あ、これ書き替える気満々だ。ばれないように犯罪しまくってる気が…。
「大丈夫だよ。華菜ちゃんも優兎も守れるだけの権力はあるから」
にこにこにこ。
棗さんの背後に悪魔が見える。…もう、諦めよう。僕今なら奏輔さんと肩を組んで夕日を眺めて黄昏れる自信がある。
必要な情報交換だけして、僕達は華菜ちゃんの家を出た。
そして帰宅途中で葵さんと合流する。
他愛ない話をして帰ってる途中。
「そう言えばさ、優兎」
「はい?なんでしょう?」
「優兎はいつ、僕達に対する敬語を無くしてくれるのかな?」
「え…?」
「あ、それは僕も思ってた。僕達はもう家族だよね?」
「あ……」
二人が僕の両サイドでにこにこと微笑む。
え、えっと…。僕の顔に熱が集まる。
恥ずかしい訳じゃない。ただ、ただ嬉しくて。家族って言ってくれた事が嬉しくて。泣きたいくらい嬉しくて。

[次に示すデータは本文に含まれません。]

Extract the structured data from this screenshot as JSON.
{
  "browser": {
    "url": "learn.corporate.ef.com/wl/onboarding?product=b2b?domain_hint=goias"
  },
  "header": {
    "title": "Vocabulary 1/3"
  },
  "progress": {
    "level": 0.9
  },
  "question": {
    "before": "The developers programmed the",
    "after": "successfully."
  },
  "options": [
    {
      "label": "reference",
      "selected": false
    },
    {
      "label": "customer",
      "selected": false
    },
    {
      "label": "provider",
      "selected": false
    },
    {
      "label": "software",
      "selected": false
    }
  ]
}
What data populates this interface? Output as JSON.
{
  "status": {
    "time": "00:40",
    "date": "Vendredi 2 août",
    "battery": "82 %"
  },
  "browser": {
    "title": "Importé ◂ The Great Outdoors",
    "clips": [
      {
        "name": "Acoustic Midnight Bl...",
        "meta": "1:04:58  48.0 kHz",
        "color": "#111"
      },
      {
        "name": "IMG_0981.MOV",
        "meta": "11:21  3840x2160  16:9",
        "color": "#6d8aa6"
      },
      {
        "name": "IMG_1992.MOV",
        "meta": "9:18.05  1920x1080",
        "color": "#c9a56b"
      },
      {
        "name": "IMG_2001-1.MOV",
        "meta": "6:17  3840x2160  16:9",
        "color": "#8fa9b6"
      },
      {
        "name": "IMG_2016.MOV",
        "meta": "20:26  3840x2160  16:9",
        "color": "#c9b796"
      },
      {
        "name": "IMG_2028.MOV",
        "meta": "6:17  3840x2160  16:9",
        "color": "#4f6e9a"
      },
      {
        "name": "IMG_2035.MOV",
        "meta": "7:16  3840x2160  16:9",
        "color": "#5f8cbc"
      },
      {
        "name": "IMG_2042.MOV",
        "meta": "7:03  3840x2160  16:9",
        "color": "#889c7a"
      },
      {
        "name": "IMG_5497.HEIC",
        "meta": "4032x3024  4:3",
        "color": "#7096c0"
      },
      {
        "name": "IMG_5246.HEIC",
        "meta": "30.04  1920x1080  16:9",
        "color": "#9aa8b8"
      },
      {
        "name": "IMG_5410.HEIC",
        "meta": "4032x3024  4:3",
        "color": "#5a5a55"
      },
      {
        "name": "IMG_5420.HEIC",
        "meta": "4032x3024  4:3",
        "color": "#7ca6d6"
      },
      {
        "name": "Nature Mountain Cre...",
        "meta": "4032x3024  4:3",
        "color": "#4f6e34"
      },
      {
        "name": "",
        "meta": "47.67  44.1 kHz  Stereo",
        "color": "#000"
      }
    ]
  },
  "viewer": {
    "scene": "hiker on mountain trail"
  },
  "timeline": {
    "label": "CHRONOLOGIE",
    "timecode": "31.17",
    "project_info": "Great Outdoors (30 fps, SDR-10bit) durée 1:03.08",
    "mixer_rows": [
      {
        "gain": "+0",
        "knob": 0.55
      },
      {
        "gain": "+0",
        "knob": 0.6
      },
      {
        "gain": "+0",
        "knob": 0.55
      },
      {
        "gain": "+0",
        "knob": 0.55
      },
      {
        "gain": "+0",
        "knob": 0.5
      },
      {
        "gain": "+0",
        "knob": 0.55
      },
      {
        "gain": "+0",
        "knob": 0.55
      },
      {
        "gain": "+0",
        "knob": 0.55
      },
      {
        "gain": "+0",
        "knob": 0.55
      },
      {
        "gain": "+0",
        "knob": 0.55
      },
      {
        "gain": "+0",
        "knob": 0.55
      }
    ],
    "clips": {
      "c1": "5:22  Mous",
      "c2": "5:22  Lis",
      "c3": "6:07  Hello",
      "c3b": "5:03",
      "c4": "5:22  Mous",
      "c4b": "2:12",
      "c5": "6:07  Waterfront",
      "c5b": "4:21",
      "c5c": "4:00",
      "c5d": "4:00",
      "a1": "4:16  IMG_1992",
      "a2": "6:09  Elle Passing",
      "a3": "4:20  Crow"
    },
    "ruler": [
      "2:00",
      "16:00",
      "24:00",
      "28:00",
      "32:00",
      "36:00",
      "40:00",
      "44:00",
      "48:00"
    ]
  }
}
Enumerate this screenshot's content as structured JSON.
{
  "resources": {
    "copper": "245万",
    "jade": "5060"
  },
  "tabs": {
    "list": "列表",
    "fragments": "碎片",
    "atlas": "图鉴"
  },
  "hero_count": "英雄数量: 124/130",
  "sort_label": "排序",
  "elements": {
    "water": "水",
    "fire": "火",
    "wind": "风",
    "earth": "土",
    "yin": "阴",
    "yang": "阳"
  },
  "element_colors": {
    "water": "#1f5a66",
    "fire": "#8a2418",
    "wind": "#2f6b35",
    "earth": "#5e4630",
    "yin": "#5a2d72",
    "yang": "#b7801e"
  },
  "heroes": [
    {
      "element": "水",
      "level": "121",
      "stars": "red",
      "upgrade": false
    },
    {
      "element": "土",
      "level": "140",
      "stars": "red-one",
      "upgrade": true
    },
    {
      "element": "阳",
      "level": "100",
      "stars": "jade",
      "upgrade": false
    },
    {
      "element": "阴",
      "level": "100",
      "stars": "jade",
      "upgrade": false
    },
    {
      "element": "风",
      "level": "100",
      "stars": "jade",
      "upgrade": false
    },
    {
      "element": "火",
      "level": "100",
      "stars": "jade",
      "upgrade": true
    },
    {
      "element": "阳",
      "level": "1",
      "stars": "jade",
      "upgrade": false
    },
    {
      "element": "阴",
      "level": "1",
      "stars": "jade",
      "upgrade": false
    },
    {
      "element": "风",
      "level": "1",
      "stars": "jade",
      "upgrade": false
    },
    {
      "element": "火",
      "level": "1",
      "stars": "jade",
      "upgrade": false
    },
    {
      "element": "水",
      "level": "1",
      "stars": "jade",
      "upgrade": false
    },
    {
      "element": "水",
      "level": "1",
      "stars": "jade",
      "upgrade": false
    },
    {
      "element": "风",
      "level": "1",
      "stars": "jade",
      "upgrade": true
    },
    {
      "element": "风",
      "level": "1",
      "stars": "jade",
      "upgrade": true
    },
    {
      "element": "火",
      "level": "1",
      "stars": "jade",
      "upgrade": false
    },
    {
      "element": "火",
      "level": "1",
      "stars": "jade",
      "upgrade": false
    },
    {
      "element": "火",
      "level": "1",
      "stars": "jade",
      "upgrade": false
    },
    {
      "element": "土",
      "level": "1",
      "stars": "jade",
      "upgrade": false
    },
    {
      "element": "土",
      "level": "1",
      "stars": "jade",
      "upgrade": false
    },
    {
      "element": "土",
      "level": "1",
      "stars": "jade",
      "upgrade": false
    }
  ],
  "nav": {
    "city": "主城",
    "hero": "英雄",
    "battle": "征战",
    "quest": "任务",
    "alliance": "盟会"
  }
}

「僕達は家族とも思ってない人間に鈴の事を頼んだりしないよ」
「鈴ちゃんの側には家族以外置きたくないんだよ」
言ってる事は我儘だ。すっごい我儘。でも、僕は……そんな我儘すらも嬉しかった…だから。
僕は、言った。
「葵兄(あおいにい)、棗兄(なつめにい)、それって結構我儘だよ?」
笑みを浮かべながら、二人に言うと、
「良いんだよ、家族だから。ね、棗」
「そうそう」
二人も笑顔で返してくれた。
そんな良い話も。
数日後、僕が聖カサブランカ女学院に入学する流れを美鈴ちゃんと佳織さんが知った時の激怒(双子の兄達への、だけど…)によってあっさり塗り潰されたのはここだけの話…。